Phase 7 - Variants (optional)
After the first draft, ask:
Want a variant in a different posture or tone? (e.g. "shorter", "warmer", "more formal", "leave the upsell out", "more confident".)
If yes, generate one variant. Limit to 2 variants total - more than that is decision fatigue.
Failure modes to watch
- Defaulting to generic customer-service AI voice. Every reply must apply the operator or brand voice. A generic reply is worse than no reply for a brand customer.
- Defensive replies to negative reviews. Acknowledging the specific complaint is the move. Defending the brand publicly almost always reads badly to future readers.
- Inventing facts. If the user did not supply a price, return policy, or wait time, write
[FILL: <description>]rather than guess. - Wrong posture pick. Warm thank-you to a 3-star review reads tone-deaf. De-escalation to a happy customer reads insincere. Confirm the posture before drafting if unsure.
- Public reply written for the complainant only. Public replies are also read by every future customer who looks at the platform. Write for both audiences.
- Forgetting regulatory forbidden_claims. A brand with regulated language obligations must not relax in customer replies. Scan every draft against the forbidden_claims list.
- Length-creep. A DM reply that runs 200 words signals the brand cannot edit. Stay inside the channel's length budget unless the posture demands more (de-escalation can run longer).
Rules
- One question at a time during gathering.

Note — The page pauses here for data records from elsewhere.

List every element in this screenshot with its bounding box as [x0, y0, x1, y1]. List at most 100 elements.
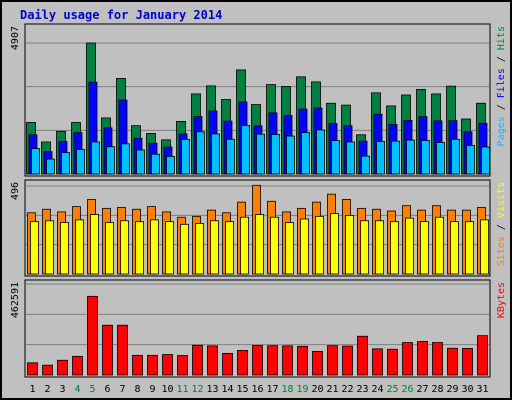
panel-0-pages-bar-day-2 [46, 158, 55, 175]
panel-2-kbytes-bar-day-9 [147, 354, 158, 376]
panel-0-pages-bar-day-20 [316, 129, 325, 175]
panel-0-pages-bar-day-26 [406, 139, 415, 175]
panel-2-kbytes-bar-day-23 [357, 335, 368, 376]
panel-1-sites-bar-day-31 [480, 219, 489, 275]
panel-0-pages-bar-day-19 [301, 132, 310, 175]
panel-0-pages-bar-day-27 [421, 140, 430, 175]
day-label-20: 20 [311, 384, 323, 395]
panel-1-sites-bar-day-22 [345, 215, 354, 275]
day-label-6: 6 [104, 384, 110, 395]
panel-0-pages-bar-day-30 [466, 145, 475, 175]
panel-0-pages-bar-day-1 [31, 148, 40, 175]
panel-2-max-label: 462591 [10, 282, 21, 318]
day-label-31: 31 [476, 384, 488, 395]
day-label-21: 21 [326, 384, 338, 395]
day-label-27: 27 [416, 384, 428, 395]
panel-0-pages-bar-day-21 [331, 140, 340, 175]
panel-2-kbytes-bar-day-15 [237, 350, 248, 376]
chart-title: Daily usage for January 2014 [20, 8, 223, 22]
panel-0-pages-bar-day-11 [181, 138, 190, 175]
day-label-13: 13 [206, 384, 218, 395]
panel-0-pages-bar-day-17 [271, 134, 280, 175]
panel-1-sites-bar-day-14 [225, 221, 234, 275]
day-label-17: 17 [266, 384, 278, 395]
panel-2-kbytes-bar-day-4 [72, 355, 83, 376]
panel-2-kbytes-bar-day-19 [297, 345, 308, 376]
day-label-8: 8 [134, 384, 140, 395]
panel-2-kbytes-bar-day-18 [282, 345, 293, 376]
panel-2-kbytes-bar-day-6 [102, 324, 113, 376]
panel-0-axis-label-part-1: / [496, 98, 507, 116]
panel-2-kbytes-bar-day-21 [327, 345, 338, 376]
panel-1-sites-bar-day-16 [255, 214, 264, 275]
day-label-1: 1 [29, 384, 35, 395]
panel-2-kbytes-bar-day-14 [222, 352, 233, 376]
panel-2-kbytes-bar-day-26 [402, 342, 413, 376]
panel-2-kbytes-bar-day-8 [132, 354, 143, 376]
panel-1-sites-bar-day-15 [240, 216, 249, 275]
panel-0-pages-bar-day-9 [151, 153, 160, 175]
panel-1-axis-label-part-2: Visits [496, 182, 507, 218]
day-label-28: 28 [431, 384, 443, 395]
panel-2-kbytes-bar-day-16 [252, 345, 263, 376]
panel-1-sites-bar-day-1 [30, 221, 39, 275]
panel-1-max-label: 496 [10, 182, 21, 200]
panel-0-pages-bar-day-5 [91, 141, 100, 175]
panel-0-pages-bar-day-18 [286, 135, 295, 175]
day-label-22: 22 [341, 384, 353, 395]
panel-1-sites-bar-day-12 [195, 223, 204, 275]
day-label-19: 19 [296, 384, 308, 395]
panel-1-sites-bar-day-2 [45, 220, 54, 275]
panel-0-pages-bar-day-10 [166, 155, 175, 175]
panel-2-kbytes-bar-day-20 [312, 350, 323, 376]
panel-1-sites-bar-day-6 [105, 222, 114, 275]
panel-0-pages-bar-day-31 [481, 146, 490, 175]
panel-2-kbytes-bar-day-12 [192, 344, 203, 376]
panel-1-sites-bar-day-17 [270, 216, 279, 275]
day-label-4: 4 [74, 384, 80, 395]
panel-1-sites-bar-day-27 [420, 221, 429, 275]
panel-2-kbytes-bar-day-31 [477, 335, 488, 376]
panel-0-pages-bar-day-16 [256, 133, 265, 175]
day-label-10: 10 [161, 384, 173, 395]
panel-1-sites-bar-day-18 [285, 222, 294, 275]
panel-0-pages-bar-day-24 [376, 141, 385, 175]
panel-1-sites-bar-day-23 [360, 220, 369, 275]
panel-1-sites-bar-day-11 [180, 223, 189, 275]
day-label-14: 14 [221, 384, 233, 395]
panel-0-max-label: 4907 [10, 26, 21, 50]
panel-0-pages-bar-day-29 [451, 138, 460, 175]
panel-2-axis-label: KBytes [496, 282, 507, 318]
panel-0-pages-bar-day-13 [211, 133, 220, 175]
panel-0-pages-bar-day-4 [76, 149, 85, 175]
panel-2-kbytes-bar-day-1 [27, 362, 38, 376]
panel-2-kbytes-bar-day-22 [342, 345, 353, 376]
day-label-9: 9 [149, 384, 155, 395]
day-label-23: 23 [356, 384, 368, 395]
panel-1-sites-bar-day-7 [120, 220, 129, 275]
panel-0-axis-label: Pages / Files / Hits [496, 26, 507, 146]
panel-1-axis-label: Sites / Visits [496, 182, 507, 266]
panel-2-kbytes-bar-day-25 [387, 348, 398, 376]
day-label-25: 25 [386, 384, 398, 395]
day-label-24: 24 [371, 384, 383, 395]
panel-0-pages-bar-day-28 [436, 142, 445, 175]
panel-2-kbytes-bar-day-5 [87, 295, 98, 376]
panel-1-sites-bar-day-4 [75, 219, 84, 275]
panel-2-kbytes-bar-day-17 [267, 345, 278, 376]
day-label-7: 7 [119, 384, 125, 395]
panel-2-axis-label-part-0: KBytes [496, 282, 507, 318]
panel-2-kbytes-bar-day-27 [417, 340, 428, 376]
panel-1-axis-label-part-1: / [496, 218, 507, 236]
panel-0-axis-label-part-2: Files [496, 68, 507, 98]
panel-0-axis-label-part-3: / [496, 50, 507, 68]
panel-0-pages-bar-day-7 [121, 143, 130, 175]
panel-1-sites-bar-day-3 [60, 222, 69, 275]
panel-0-pages-bar-day-15 [241, 125, 250, 175]
day-label-29: 29 [446, 384, 458, 395]
panel-1-sites-bar-day-21 [330, 213, 339, 275]
panel-0-pages-bar-day-25 [391, 140, 400, 175]
day-label-16: 16 [251, 384, 263, 395]
panel-1-sites-bar-day-28 [435, 216, 444, 275]
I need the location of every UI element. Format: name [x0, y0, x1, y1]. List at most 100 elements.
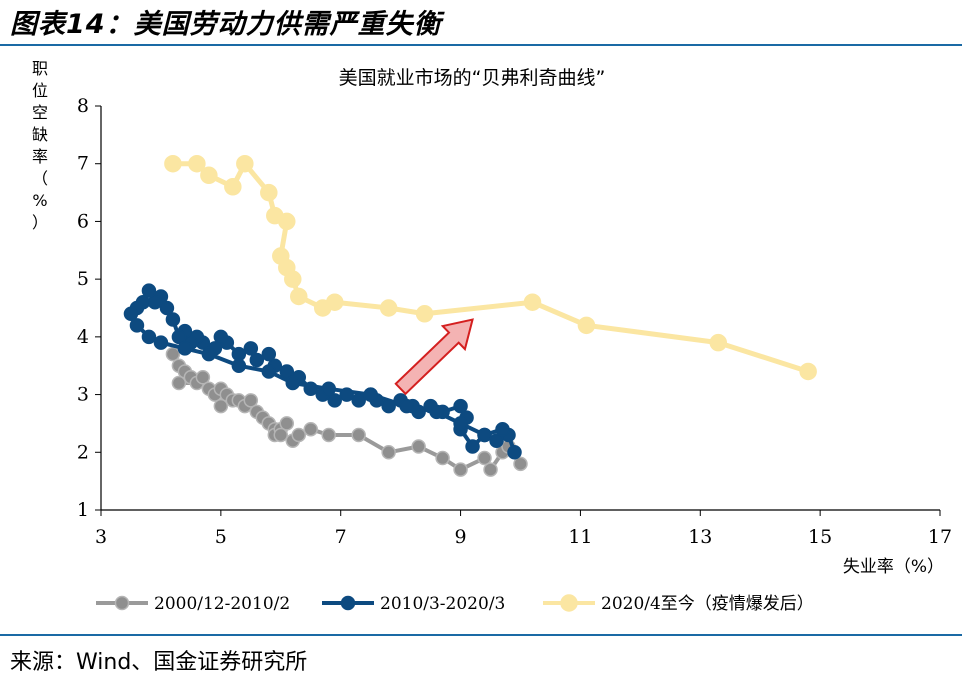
legend: 2000/12-2010/2 2010/3-2020/3 2020/4至今（疫情爆发…	[96, 594, 814, 614]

- Never invent facts the operator did not supply.
- Voice rules apply to every draft, regardless of channel.
- If the incoming message asks something the brand legally cannot answer (medical advice, financial guarantees, etc.), surface that to the operator BEFORE drafting and offer a compliant alternative.
- If the customer attached a photo or screenshot the operator describes, acknowledge it specifically in the reply where it would land naturally.
- For multi-language brands: if the incoming message is not in English and a brand language is specified in
positioning.yml, draft in that language. Otherwise ask the operator which language to reply in.